Fiadora teve que vender o carro
A funcionária pública aposentada, Maria do Carmo Abrahão Brauko, junto com seu marido, já foi fiadora de familiares e amigos, por diversas vezes. Ela nunca teve nenhum problema, pois só aceitou o convite de quem conhecia bastante. ''Já cheguei a negar alguns convites, pois não me senti segura'', ressalta Maria do Carmo, que considera muito importante, antes de ser fiador, checar se o locador tem condições de pagar suas quotas mensais, o que já é um bom indício. Apesar da experiência positiva enquanto fiadora, ela acredita que a fiança pode destruir relacionamentos, por isso deve-se pensar bem.
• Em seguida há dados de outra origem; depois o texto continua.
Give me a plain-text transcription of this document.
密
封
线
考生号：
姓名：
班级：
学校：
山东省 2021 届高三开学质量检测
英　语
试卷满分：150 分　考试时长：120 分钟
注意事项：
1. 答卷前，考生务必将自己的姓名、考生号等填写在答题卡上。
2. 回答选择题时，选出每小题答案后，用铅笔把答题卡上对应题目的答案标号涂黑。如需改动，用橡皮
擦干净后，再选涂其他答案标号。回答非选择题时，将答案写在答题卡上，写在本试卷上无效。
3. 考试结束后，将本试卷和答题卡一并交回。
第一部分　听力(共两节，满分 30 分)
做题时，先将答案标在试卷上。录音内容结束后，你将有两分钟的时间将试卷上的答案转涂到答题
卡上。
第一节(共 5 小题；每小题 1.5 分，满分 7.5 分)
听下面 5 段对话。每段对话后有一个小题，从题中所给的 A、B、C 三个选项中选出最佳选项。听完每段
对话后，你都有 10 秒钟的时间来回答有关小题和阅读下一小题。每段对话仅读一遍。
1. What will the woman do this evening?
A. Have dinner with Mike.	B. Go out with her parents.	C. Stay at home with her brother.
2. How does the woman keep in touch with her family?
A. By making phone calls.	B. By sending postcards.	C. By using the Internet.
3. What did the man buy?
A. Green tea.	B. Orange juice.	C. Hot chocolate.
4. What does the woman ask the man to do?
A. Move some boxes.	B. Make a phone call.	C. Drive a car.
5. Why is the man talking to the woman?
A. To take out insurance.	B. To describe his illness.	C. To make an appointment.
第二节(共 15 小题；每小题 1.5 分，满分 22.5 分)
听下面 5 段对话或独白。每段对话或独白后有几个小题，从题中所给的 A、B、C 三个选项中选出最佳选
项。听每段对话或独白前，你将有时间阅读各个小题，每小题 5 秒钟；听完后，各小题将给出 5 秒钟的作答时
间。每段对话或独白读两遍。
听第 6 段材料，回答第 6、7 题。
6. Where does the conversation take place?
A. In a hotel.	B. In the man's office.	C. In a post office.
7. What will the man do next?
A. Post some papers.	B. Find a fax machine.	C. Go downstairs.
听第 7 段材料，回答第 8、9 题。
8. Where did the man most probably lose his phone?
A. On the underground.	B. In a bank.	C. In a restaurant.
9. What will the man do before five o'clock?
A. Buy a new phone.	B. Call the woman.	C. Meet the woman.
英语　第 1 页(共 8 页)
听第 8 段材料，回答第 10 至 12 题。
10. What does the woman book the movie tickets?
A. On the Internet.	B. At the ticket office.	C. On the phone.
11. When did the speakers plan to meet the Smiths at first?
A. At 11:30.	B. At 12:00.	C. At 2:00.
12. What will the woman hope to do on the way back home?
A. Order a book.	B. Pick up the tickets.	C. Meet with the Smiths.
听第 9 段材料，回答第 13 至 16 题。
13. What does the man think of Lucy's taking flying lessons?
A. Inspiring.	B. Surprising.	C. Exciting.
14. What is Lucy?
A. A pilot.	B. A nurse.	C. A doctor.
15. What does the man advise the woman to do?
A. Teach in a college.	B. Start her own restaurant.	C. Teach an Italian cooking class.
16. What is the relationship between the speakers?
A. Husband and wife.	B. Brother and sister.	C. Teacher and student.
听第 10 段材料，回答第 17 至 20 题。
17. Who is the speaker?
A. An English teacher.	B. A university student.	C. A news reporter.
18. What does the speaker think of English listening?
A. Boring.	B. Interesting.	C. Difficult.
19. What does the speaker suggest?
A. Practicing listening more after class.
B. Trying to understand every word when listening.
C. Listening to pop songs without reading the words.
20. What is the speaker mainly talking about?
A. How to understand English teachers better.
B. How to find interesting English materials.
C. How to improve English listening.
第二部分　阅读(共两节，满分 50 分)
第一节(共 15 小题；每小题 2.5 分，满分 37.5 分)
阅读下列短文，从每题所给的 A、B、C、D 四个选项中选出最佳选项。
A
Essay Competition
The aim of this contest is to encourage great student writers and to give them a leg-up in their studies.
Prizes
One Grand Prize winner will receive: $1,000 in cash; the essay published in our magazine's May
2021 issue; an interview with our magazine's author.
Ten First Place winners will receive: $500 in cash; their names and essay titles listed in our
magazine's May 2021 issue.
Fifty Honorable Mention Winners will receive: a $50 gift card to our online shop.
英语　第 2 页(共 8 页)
A operadora de telemarketing, Clara (nome fictício, pois a pessoa preferiu não se identificar) não teve a mesma sorte de Maria do Carmo. Ela foi fiadora, juntamente com seu esposo, de amigos que ela considerava ''como se fossem da família''. Ela acreditava que tudo daria certo, mas não foi o que aconteceu. Os locadores saíram do imóvel alugado e pararam de pagar as taxas exigidas sem dar satisfação à imobiliária e a eles enquanto fiadores.
Sem conseguir nenhum acerto com os locadores, para cobrir as dívidas, a família de Clara teve que vender o único carro que possuíam. ''Foi uma fase difícil e passamos bastante tempo sem carro'', desabafa. Ela não aconselha ninguém a ser fiador, nem mesmo de irmão. ''Você faz um favor e acaba perdendo bens materiais e destruindo relacionamentos antigos'', finaliza. (P.C.B.)